Here is what I get when I try to load 11.3 via USB (phone pic… sorry):

http://sphotos.ak.fbcdn.net/hphotos-ak-snc4/hs377.snc4/46069_1484619688303_1618225432_1159067_44554_n.jpg

On 2010-08-27 03:06, YehudahLeib wrote:
>
> Carlos E. R.;2212265 Wrote:
>> On 2010-08-26 03:36, YehudahLeib wrote:
>>
>>> Yes, and what command would tell me the kernel info?
>>
>> uname -a
>>
>> rpm -qa | grep -i kernel
>>
>>
>
> linux-dbrq:/home/yehudah # uname -a
> Linux linux-dbrq.site 2.6.34-12-desktop #1 SMP PREEMPT 2010-06-29
> 02:39:08 +0200 i686 athlon i386 GNU/Linux
> linux-dbrq:/home/yehudah # rpm -qa | grep -i kernel
> kernel-desktop-2.6.34-12.3.i586
> kernel-firmware-20100617-2.2.noarch
> kernel-devel-2.6.34-12.3.noarch
> kernel-desktop-devel-2.6.34-12.3.i586
> kernel-debug-2.6.34-12.3.i586
> kernel-debug-devel-2.6.34-12.3.i586
> kernel-source-2.6.34-12.3.noarch

It looks good to me.

> That’s a start but more than shutting down… I’m really stressing the
> non-functional USB

I thought that your biggest problem was a very slow boot, several minutes.
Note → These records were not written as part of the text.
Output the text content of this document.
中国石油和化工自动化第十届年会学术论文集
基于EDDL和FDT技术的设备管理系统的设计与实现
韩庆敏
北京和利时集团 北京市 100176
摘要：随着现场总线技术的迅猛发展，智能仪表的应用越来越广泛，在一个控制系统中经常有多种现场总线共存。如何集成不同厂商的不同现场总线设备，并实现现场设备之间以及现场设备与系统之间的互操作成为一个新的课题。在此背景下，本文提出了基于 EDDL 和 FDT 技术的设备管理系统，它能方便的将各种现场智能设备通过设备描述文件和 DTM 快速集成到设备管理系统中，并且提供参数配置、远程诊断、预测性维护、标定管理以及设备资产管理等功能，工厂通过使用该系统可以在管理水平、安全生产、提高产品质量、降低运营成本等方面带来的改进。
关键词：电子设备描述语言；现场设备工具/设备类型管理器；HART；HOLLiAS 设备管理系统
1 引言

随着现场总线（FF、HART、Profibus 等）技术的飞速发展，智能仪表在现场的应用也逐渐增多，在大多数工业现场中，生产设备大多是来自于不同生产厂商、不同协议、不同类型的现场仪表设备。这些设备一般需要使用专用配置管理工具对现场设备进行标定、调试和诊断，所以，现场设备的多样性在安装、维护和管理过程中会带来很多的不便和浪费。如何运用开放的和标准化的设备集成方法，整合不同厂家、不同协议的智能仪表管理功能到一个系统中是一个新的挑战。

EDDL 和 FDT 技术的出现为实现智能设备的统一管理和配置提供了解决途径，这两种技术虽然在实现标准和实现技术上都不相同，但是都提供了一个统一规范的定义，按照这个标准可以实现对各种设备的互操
And I told you I think it
is a known problem with NFS mounts, and where to look for it, and if it is not that, where to look.

About the USB thing, we need logs, too (use pastebin). Please be patient, concentrate in one
problem. Forget attempting to reinstall fresh, there is no guarantee that that will work any better.
It might, and it might not.

Next time, never install a new system destroying your previous system without having tested it
before, in order to know if it works in your computer. Now you know why - the hard way.


Cheers / Saludos,

Carlos E. R.
(from 11.2 x86_64 “Emerald” GM (Elessar))

You have RAID 0 on a notebook?? With 25,000 RPM disks and a terabyte of memory???

Ok first off lose the RAID It is most likely BIOS/FAKE RAID and will probably not work with Linux. Also may require special drivers for Windows to work right with it. If you want RAID set it up as software RAID on the install. You should be able to disable in the BIOS. Then totaly wipe both disks before attempting to install.